Crashes under load with 2.0.27

Frank Pavageau (pavageau@imaginet.fr)
5 Jan 1997 18:27:46 GMT


I've been having crashes for the past 3 weeks, 3 of them led to
reinstallation of the system. It might be a hardware problem, but
there are a few strange things that happen. So here's the story :

The first crash happened while I was connected by PPP. I was under X,
writing a mail with pine. As I sent the mail and pine forked into
sendmail, X scrolled up and the computer froze completely. Reset,
reboot, e2fsck which finds almost nothing (a few inodes with zero
dtime), and back under X with PPP up. Then I launch suck to get my
news, and after innxmit has locally posted the articles, I've lost
/usr/bin and /usr/lib. Unfortunately, it was kind of late and I
forgot to save the kernel log.

I reinstall the system, and 2 days later, I get a new crash with the
HD making a spooky noise, but this time X is not locked. I switch to
tty0 and get a lot of error messages from the IDE driver saying that
it gets timeouts and is trying to reset. This time I had Crack running
for a couple of hours before using my computer, and it looks like the
crash had been waiting for me, since there had a been a lot of
VFS: Wrong blocksize on device 16:01
in the kernel log while it was running alone. But since Crack doesn't
make a lot of disk access, I find it quite strange. Anyway the crash
happened just after I started PPP with oopses from sh and chat, and
Unable to handle kernel paging request at virtual address c813fe7f.

Next day, another crash :
Aiee: scheduling in interrupt 0011ad3d (repeated 59 times)
general protection: 0000 (from sendmail)
and more astonishing :
attempt to access beyond end of device
16:01: rw=0, want=1735289205, limit=487336
attempt to access beyond end of device
16:01: rw=0, want=135652385, limit=487336
attempt to access beyond end of device
16:01: rw=0, want=1952541795, limit=487336
...
EXT2-fs warning (device 16:01): ext2_free_inode: bit already cleared for inode 49217 (twice)
and then Oops from suck.

Next day, yet another crash, but I can't find the log anymore.
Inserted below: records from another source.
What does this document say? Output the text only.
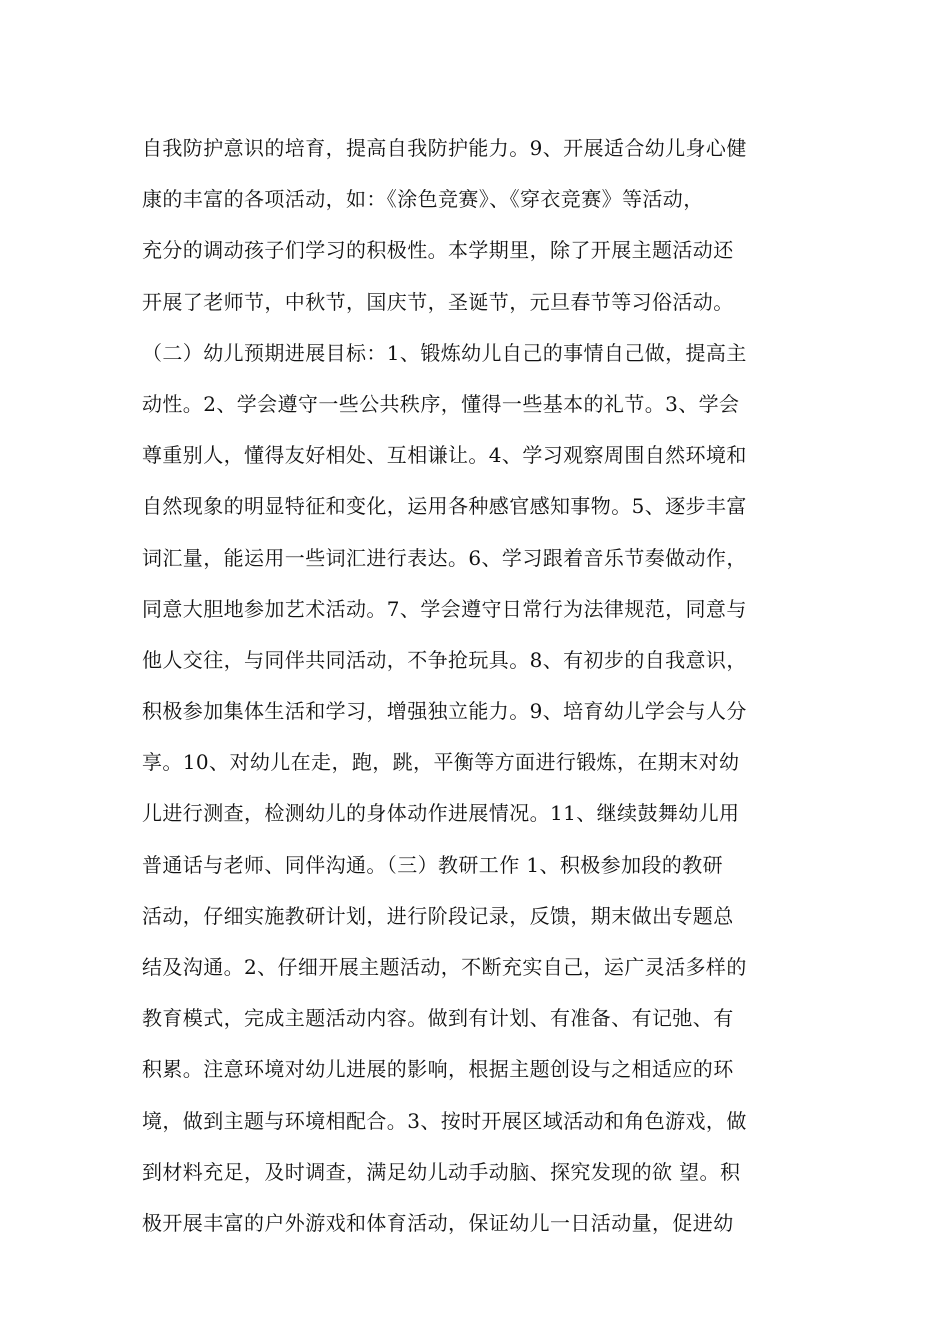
自我防护意识的培育，提高自我防护能力。9、开展适合幼儿身心健
康的丰富的各项活动，如：《涂色竞赛》、《穿衣竞赛》等活动，
充分的调动孩子们学习的积极性。本学期里，除了开展主题活动还
开展了老师节，中秋节，国庆节，圣诞节，元旦春节等习俗活动。
（二）幼儿预期进展目标：1、锻炼幼儿自己的事情自己做，提高主
动性。2、学会遵守一些公共秩序，懂得一些基本的礼节。3、学会
尊重别人，懂得友好相处、互相谦让。4、学习观察周围自然环境和
自然现象的明显特征和变化，运用各种感官感知事物。5、逐步丰富
词汇量，能运用一些词汇进行表达。6、学习跟着音乐节奏做动作，
同意大胆地参加艺术活动。7、学会遵守日常行为法律规范，同意与
他人交往，与同伴共同活动，不争抢玩具。8、有初步的自我意识，
积极参加集体生活和学习，增强独立能力。9、培育幼儿学会与人分
享。10、对幼儿在走，跑，跳，平衡等方面进行锻炼，在期末对幼
儿进行测查，检测幼儿的身体动作进展情况。11、继续鼓舞幼儿用
普通话与老师、同伴沟通。（三）教研工作 1、积极参加段的教研
活动，仔细实施教研计划，进行阶段记录，反馈，期末做出专题总
结及沟通。2、仔细开展主题活动，不断充实自己，运广灵活多样的
教育模式，完成主题活动内容。做到有计划、有准备、有记弛、有
积累。注意环境对幼儿进展的影响，根据主题创设与之相适应的环
境，做到主题与环境相配合。3、按时开展区域活动和角色游戏，做
到材料充足，及时调查，满足幼儿动手动脑、探究发现的欲 望。积
极开展丰富的户外游戏和体育活动，保证幼儿一日活动量，促进幼
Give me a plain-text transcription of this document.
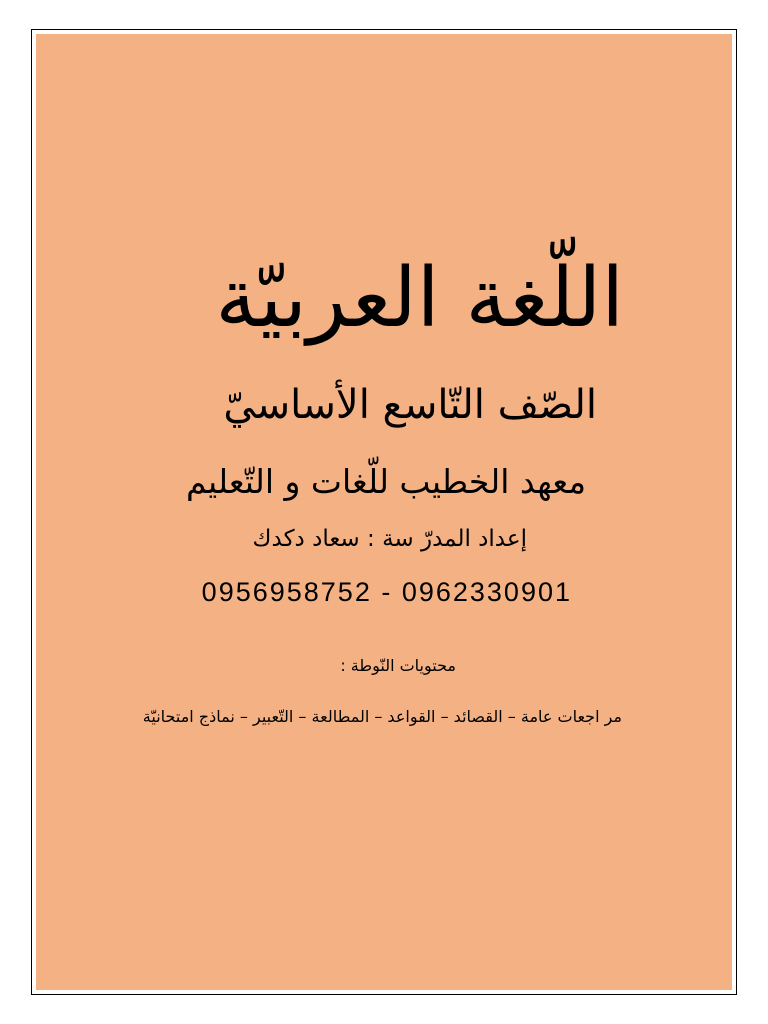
اللّغة العربيّة
الصّف التّاسع الأساسيّ
معهد الخطيب للّغات و التّعليم
إعداد المدرّ سة : سعاد دكدك
0956958752 - 0962330901
محتويات النّوطة :
مر اجعات عامة – القصائد – القواعد – المطالعة – التّعبير – نماذج امتحانيّة
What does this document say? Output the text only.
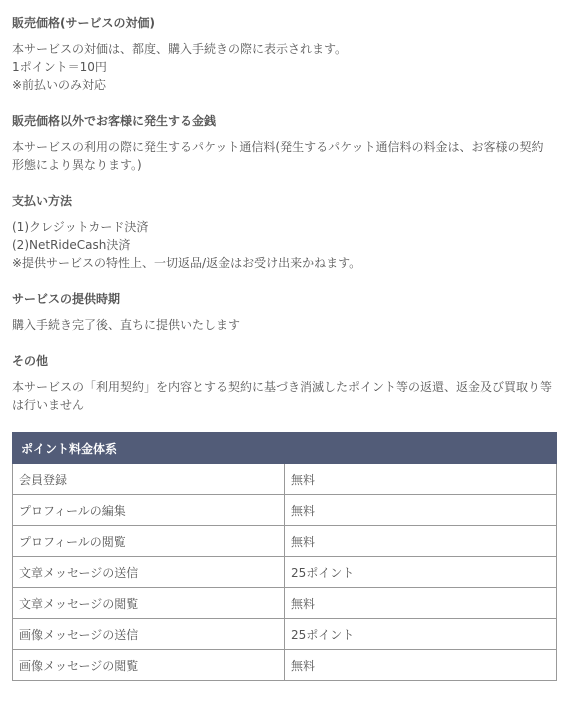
販売価格(サービスの対価)

本サービスの対価は、都度、購入手続きの際に表示されます。

1ポイント＝10円

※前払いのみ対応

販売価格以外でお客様に発生する金銭

本サービスの利用の際に発生するパケット通信料(発生するパケット通信料の料金は、お客様の契約

形態により異なります。)

支払い方法

(1)クレジットカード決済

(2)NetRideCash決済

※提供サービスの特性上、一切返品/返金はお受け出来かねます。

サービスの提供時期

購入手続き完了後、直ちに提供いたします

その他

本サービスの「利用契約」を内容とする契約に基づき消滅したポイント等の返還、返金及び買取り等

は行いません

ポイント料金体系	
会員登録	無料
プロフィールの編集	無料
プロフィールの閲覧	無料
文章メッセージの送信	25ポイント
文章メッセージの閲覧	無料
画像メッセージの送信	25ポイント
画像メッセージの閲覧	無料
Anyway,
the message was from the scheduler this time :
wait_queue is bad (eip = xxxx)
q = xxxxx
*q = yyyyy

Then I tried with another HD to put the system on. It ran without any
problem for 10 days, and then, yesterday, I got a crash after trying
Crack5 for a couple of hours. This time, I had no / left (but I still
had /sbin, /usr, /whatever, just no /). I managed to shutdown, but
then it wouldn't boot (kernel panic trying to mount its root
readonly), and of course I didn't find any boot disk with e2fsck on it
(it would be cool if debian had it). So I reinstalled once again. I've
not yet crashed again, but it could be on its way cause I got that :
EXT2-fs error (device 03:41): ext2_read_inode: bad inode number: 1920169263
after compiling the kernel twice.

Since I was almost every time running crack when it happened (either
4.1 or 5), it looks like it happens under CPU load. What bugs me is
the memory corruption that seems to result (abnormally large inode or
block numbers). I ran memtest-86 for 6 hours yesterday night and it
found no error at all, so the RAM seems fine. It happened with 2
different HD (both Quantum ones, but the first one was a 540 Mb 18
months old, and the second one is a brand new 2.5 Gb). This leaves the
EIDE controller, which is integrated on my Gigabyte GA-586 MB. The
only things I find about it in the MB documentation is "Onboard CMD
IDE port" (it's not a CMD640, I tried enabling the kernel support and
it never said anything), and the basic electronic diagram which link
the IDE ports with 2 chips : S82371FB (Triton I guess), and 74F245.
But then I don't understand why a suddenly buggy hardware would
corrupt inode tables (returning strange block numbers, I could
understand that).

I never had any problem before, and I've had this MB for 18 months.
I can just add a few things about my configuration :
MB: Gigabyte GA-586 with P100, 256 kb cache, integrated EIDE controller
RAM: 32 Mb
HDs (first config) :
hda: WDC AC2200F, 202MB w/64kB Cache, CHS=989/12/35 (DOS)
hdb: ST3491A-XR, 408MB w/120kB Cache, CHS=899/15/62 (hdb1 DOS,
hdb2 /home)
hdc: QUANTUM MAVERICK 540A, 516MB w/98kB Cache, LBA, CHS=1049/16/63
(hdc1 /
hdc2 swap, 40 Mb)
hdd: FX001DE, ATAPI CDROM drive
HDs (new config) :
hda: same as before
hdb: QUANTUM BIGFOOT2550A, 2457MB w/87kB Cache, LBA, CHS=624/128/63, DMA
(hdb1 /
hdb2 swap, 64 Mb
hdb3 /usr
hdb4 /home)
hdc: old hdb, but hdc2 (old /home) unused right now
hdd: same as before
Kernel 2.0.27, hdparm 3.1.

After yesterday crash, I used hdc2 as /var, so should the computer
crash again, I will hopefully be able to get the kernel log... AND, I
won't lose my news and mail spools once again.

So, does anyone have any idea about what could be happening ? Should I
get a new EIDE controller, or is it related to another hardware
problem, or could it be the kernel ? Help ! :)

Frank

-- 
X is a single letter denoting the unknown. This is X too.
Motif is what everyone uses to annoy people that dont have it.
Openwindoze is related to X only harder to spell and slower to use.
			[Peter Evans (peter@gol1.gol.com) in comp.unix.admin]